Come spettatori della vita del maiale Gunda, stiamo – forse per la prima volta – assistendo a un film privo di una visione antropocentrica degli animali. L’antropocentrismo può essere inteso non solo come sfruttamento materiale della natura e del regno animale, ma anche come modo di vedere. Vedere in modo antropocentrico significa, come suggerisce la parola, vedere l’uomo come il centro del mondo, come il punto di riferimento per il resto. Ciò significa che attribuiamo valore agli animali in base al loro valore per noi. Ma implica anche un appiattimento esistenziale (ontologico) di questi animali, un’incapacità di vedere come sono diversi, gli uni dagli altri e da noi, che gli animali hanno un’individualità e quindi un proprio mondo.
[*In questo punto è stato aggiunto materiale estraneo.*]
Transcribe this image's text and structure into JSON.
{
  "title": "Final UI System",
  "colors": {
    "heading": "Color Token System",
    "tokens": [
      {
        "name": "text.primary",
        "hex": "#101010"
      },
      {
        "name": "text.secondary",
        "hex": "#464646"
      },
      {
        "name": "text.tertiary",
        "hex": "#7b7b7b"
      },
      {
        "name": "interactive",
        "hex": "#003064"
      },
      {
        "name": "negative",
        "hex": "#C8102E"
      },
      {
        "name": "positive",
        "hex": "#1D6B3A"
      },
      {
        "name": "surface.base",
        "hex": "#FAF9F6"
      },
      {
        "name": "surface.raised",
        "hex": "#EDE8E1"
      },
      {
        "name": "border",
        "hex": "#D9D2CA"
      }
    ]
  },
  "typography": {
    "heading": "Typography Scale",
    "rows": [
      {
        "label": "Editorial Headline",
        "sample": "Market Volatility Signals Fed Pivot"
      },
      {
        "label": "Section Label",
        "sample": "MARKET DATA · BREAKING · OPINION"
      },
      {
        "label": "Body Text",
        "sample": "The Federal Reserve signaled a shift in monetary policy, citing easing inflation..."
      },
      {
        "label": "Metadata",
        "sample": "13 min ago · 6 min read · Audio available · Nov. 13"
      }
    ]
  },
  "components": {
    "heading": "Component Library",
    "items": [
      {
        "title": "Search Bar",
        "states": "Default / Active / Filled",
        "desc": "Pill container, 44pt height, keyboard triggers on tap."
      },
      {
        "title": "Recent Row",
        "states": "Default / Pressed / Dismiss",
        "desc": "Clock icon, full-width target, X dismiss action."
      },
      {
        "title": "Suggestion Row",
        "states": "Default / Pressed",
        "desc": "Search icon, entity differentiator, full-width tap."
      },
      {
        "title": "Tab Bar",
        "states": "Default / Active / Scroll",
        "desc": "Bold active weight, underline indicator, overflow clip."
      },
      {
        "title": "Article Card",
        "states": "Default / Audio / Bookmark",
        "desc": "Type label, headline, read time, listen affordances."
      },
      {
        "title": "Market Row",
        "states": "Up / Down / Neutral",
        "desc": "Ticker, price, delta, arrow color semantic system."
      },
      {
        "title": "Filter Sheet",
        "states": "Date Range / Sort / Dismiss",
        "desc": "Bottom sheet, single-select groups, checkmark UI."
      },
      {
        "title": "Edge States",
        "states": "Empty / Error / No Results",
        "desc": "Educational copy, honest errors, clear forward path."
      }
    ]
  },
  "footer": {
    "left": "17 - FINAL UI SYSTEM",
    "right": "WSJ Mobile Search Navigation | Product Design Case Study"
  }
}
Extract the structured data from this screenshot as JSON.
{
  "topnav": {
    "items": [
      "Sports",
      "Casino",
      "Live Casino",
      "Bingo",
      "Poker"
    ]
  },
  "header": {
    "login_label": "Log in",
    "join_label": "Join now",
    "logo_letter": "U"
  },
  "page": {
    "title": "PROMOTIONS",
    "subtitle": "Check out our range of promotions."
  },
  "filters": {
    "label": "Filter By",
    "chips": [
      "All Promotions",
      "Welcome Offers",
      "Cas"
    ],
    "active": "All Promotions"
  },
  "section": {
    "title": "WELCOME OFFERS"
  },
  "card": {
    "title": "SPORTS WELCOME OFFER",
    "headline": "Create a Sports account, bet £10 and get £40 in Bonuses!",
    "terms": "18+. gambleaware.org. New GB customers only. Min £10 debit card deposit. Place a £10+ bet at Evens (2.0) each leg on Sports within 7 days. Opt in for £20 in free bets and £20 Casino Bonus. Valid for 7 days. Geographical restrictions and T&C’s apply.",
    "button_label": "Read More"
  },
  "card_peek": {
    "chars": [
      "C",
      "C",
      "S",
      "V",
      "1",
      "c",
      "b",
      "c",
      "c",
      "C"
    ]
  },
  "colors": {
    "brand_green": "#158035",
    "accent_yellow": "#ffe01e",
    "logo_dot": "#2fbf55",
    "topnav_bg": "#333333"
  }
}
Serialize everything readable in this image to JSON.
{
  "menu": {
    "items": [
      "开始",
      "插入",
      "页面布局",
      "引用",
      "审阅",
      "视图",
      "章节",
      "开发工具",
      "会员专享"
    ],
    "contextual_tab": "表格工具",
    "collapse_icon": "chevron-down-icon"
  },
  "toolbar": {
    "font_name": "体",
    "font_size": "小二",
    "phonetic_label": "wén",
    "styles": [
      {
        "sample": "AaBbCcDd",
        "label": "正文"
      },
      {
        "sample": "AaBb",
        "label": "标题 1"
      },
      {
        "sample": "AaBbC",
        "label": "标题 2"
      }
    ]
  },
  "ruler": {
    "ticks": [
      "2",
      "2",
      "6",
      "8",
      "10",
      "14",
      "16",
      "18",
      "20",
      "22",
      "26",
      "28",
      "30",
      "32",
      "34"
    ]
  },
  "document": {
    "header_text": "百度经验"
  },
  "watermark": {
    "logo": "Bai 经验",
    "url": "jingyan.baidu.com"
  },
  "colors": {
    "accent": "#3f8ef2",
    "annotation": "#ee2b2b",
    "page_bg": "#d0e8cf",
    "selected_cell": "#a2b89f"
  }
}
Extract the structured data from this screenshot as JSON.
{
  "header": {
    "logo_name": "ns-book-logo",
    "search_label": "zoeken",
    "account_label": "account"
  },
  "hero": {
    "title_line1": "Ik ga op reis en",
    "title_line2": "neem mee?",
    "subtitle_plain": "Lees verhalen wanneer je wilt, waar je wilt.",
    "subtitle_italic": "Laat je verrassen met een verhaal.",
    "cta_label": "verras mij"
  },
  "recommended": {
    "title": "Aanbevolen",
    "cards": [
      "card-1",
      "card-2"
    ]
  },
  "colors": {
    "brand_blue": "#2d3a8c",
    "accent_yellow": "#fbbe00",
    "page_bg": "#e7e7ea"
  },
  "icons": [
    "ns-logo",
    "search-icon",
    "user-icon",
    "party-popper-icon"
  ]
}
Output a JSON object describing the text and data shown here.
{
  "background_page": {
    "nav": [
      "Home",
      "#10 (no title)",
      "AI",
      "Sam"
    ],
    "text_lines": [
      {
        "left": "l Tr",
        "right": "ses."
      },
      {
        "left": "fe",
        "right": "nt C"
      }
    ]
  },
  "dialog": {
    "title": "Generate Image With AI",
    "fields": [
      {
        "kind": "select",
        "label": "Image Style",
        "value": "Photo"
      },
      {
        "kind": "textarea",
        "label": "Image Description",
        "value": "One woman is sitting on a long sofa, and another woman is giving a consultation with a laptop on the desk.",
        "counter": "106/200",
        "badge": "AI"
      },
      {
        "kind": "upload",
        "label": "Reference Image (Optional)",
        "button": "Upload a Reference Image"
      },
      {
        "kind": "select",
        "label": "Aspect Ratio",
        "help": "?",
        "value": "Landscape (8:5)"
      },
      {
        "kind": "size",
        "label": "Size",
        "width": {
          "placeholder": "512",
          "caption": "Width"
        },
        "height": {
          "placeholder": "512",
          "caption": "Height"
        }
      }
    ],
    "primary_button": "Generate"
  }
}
In Gunda, il visivo funge da fonte di conoscenza. La conoscenza che ci resta non è linguistica, ma sta nella muta descrizione del modo d'essere del maiale, una sorta di descrizione dell'essere. E quando ci dedicheremo alla rappresentazione – e avremo l'opportunità di rivedere il maiale – dovremo decidere anche sulle conseguenze etiche. Il riconoscimento della sua essenza diventa nostro compito. Possiamo provare a resistere, cercare di rimanere nei nostri modi di vedere abituali, ma poi respingiamo anche le richieste urgenti che il maiale ci rivolge: essere visti nella sua individualità ed essere trattati di conseguenza.